We are doing this in two different ways. When you talk about medicine there are two different axes. The first axis is the precision of diagnosis and the other is the efficiency in the hospital. For example, Japan and the U.S. have the highest number of radiologists per million people. This means that it takes the least amount of time to make the diagnosis and, therefore, treatment can start sooner. In places where there is a distinct lack of radiologists, even if you have a million-dollar machine, if you have no one to make the diagnosis, you cannot make this work.
Part of the solution to use AI is to ensure that the workflow is fast and efficient, allowing you to give care to the patients who need it first — workflow, then precision in the diagnosis. And this is just the start of what we think we can do.
The scope is immense. We are working on recent partnerships with companies to better understand the diseases that are happening at a tissue or cell level. This means trying to get data from our cells to see what are the biomarkers that either give you a higher or lower chance of getting a disease. In 2001, it cost about $1 million a year to sequence one person’s DNA. Today, you can buy a device for $1,000 that can sequence your DNA and give you a huge amount of information. This is the sort of leap of technology that no one could have imagined.

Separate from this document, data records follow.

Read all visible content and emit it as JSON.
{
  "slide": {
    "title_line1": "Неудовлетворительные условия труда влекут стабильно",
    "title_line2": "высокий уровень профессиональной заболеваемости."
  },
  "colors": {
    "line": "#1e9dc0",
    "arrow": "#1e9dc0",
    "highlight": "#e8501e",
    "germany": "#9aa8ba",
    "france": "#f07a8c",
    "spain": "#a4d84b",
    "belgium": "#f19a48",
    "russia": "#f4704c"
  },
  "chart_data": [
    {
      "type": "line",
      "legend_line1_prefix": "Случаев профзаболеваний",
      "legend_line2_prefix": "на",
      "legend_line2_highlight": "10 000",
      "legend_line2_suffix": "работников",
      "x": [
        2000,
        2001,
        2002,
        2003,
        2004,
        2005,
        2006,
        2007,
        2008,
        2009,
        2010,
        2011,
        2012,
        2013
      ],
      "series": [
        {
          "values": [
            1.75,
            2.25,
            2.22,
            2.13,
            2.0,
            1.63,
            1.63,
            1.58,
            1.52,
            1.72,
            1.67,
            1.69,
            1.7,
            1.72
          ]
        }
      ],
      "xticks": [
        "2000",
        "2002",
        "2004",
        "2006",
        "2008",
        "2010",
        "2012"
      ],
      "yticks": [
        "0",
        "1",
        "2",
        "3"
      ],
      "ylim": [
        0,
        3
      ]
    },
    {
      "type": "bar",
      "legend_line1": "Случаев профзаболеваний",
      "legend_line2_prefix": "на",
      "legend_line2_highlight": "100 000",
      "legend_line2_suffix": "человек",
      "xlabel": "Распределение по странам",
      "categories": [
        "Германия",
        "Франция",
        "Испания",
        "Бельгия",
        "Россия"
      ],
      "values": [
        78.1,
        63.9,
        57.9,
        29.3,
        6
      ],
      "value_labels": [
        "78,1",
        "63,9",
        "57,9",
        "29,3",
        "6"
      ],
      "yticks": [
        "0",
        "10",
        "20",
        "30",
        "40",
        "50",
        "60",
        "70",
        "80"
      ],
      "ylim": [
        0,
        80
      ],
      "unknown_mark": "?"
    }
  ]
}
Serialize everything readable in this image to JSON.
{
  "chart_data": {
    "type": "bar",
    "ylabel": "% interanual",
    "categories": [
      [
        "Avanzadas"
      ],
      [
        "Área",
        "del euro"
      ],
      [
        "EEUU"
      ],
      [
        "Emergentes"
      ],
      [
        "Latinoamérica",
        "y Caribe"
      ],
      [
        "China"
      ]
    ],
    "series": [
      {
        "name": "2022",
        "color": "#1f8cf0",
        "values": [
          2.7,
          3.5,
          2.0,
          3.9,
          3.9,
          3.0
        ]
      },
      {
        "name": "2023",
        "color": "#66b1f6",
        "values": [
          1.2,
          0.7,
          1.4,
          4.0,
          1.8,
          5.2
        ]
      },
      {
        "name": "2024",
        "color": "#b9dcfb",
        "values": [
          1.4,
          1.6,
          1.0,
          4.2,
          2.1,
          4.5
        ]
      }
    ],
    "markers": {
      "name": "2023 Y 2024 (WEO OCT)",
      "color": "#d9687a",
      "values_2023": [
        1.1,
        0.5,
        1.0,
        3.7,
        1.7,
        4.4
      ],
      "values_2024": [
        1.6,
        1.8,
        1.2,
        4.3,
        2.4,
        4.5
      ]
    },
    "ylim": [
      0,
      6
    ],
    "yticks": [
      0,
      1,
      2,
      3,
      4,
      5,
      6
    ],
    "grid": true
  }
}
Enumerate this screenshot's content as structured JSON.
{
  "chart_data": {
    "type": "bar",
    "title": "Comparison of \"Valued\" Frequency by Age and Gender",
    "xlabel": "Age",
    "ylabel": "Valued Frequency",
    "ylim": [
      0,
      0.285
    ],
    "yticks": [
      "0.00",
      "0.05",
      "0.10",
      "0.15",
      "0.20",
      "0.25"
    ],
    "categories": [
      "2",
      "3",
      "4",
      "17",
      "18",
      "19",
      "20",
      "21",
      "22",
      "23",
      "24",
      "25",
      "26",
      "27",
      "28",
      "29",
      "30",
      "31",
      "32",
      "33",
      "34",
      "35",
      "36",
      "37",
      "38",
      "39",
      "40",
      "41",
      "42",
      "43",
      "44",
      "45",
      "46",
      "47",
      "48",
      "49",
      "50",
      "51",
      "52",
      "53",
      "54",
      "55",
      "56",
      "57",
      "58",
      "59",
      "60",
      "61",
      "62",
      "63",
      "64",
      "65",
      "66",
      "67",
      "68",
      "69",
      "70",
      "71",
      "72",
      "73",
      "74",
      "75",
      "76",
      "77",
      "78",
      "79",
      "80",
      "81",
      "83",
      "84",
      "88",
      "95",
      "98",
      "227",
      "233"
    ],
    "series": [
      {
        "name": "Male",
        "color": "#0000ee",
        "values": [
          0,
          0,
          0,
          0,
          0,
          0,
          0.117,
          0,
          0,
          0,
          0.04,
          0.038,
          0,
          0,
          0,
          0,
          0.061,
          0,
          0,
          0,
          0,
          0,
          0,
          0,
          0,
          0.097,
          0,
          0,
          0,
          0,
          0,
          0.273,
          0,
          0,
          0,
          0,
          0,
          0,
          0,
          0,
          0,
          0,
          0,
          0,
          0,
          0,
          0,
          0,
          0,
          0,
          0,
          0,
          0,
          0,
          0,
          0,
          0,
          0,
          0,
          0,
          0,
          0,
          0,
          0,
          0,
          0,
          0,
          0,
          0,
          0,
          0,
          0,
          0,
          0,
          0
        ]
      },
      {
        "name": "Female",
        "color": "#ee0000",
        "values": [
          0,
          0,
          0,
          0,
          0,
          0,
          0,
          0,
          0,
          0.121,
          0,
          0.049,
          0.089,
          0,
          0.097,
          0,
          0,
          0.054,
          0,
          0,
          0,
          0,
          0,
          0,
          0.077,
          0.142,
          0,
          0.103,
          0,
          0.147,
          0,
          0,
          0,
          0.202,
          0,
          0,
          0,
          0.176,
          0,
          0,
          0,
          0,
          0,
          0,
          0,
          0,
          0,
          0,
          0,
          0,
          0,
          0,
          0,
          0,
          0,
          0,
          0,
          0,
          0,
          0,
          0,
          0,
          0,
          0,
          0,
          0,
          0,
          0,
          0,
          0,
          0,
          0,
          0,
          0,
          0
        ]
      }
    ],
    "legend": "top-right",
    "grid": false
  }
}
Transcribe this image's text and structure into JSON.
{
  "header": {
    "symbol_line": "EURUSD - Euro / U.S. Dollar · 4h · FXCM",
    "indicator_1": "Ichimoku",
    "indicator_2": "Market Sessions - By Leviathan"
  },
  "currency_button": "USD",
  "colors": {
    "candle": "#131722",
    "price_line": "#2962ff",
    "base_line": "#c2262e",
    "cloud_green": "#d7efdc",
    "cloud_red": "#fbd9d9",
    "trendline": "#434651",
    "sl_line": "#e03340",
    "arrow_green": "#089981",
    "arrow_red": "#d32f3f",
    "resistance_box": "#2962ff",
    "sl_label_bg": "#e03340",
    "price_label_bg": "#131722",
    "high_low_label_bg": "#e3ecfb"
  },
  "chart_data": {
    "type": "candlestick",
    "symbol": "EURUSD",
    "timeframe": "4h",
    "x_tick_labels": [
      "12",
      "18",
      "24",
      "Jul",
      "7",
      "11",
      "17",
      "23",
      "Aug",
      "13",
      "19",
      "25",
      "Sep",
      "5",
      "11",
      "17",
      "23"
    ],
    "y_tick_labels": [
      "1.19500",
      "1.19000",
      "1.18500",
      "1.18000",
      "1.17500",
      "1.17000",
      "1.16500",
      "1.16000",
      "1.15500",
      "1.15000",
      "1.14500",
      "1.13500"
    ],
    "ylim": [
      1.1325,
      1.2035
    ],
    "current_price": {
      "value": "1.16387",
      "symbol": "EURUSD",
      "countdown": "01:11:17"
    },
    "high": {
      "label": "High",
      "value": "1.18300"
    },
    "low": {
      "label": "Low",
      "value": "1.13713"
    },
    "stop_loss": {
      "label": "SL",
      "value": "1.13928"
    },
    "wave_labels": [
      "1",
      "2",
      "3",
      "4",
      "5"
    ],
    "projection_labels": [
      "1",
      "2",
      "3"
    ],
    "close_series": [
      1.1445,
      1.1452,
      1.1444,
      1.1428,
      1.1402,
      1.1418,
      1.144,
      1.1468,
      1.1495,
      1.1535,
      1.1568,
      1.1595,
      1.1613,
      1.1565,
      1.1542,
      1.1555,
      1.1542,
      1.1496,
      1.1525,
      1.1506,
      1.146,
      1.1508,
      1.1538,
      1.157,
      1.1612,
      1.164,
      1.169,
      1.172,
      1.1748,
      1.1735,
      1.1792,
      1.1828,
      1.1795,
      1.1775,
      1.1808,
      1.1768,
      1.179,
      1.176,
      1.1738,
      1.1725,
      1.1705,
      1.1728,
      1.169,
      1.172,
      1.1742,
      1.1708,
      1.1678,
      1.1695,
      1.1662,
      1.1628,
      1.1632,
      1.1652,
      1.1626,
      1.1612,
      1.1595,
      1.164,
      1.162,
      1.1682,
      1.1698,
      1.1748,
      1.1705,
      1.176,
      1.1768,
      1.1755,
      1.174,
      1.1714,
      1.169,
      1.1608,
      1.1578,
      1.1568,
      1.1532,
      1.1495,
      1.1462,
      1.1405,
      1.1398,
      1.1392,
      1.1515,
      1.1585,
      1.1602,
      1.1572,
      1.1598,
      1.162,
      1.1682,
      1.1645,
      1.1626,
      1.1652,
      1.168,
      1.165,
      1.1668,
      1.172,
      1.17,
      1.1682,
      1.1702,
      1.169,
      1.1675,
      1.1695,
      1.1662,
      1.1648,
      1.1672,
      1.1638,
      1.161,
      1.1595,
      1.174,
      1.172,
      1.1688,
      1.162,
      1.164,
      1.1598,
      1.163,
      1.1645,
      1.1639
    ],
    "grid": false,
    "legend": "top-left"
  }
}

What do you see as the challenges of AI in healthcare?
Radiologists have a tough job as they are measured on productivity and are under pressure to provide an accurate diagnosis. But how do you strike the right balance between clinical outcome and efficiency? Today, this works under the peer review system where a senior radiologist will validate, depending on the complexity of the case, whether the radiologist has given the right diagnosis.
In the future, AI could jump in at various stages and take increasingly more serious roles in this conversation. For example, the Boston Children’s Hospital has a global referral centre where a lot of complex paediatric cases get referred to them, but their biggest challenge is what we call ‘false positives’. A lot of cases get referred to them that should not have been referred to them in the first place. Because they have limited resources, they want to be able to focus on the cases that they can really help with. GE is working with the Boston Children’s Hospital on how to utilise AI to flag and remove the ‘false positives’ so that they can focus on the 20-30 per cent of cases that they can actually have an impact on.
The other segment that faces a challenge is the hospital operators and CEO’s who need to provide quality clinical outcomes, but at the same time, they are competing against other hospitals or insurance companies to provide the most cost-effective solutions.
Perhaps what the real challenge is what we think about in terms of needs vs. wants. I want my phone to have AI, but I need my doctor to have AI. As a human race, we invest so much into things that make us feel happy, but if we could just focus our energy somewhere else, it could have such a big impact for the greater good.
This brings me to the region as I believe that the Middle East has the ability and the thought leadership to become a world leader in the AI space. For example, the UAE is that perfect melting point where people from around the world can come together to design and develop. Here we have the infrastructure and a government that allows for the freedom to experiment and try something new; a balance that every government needs to strike.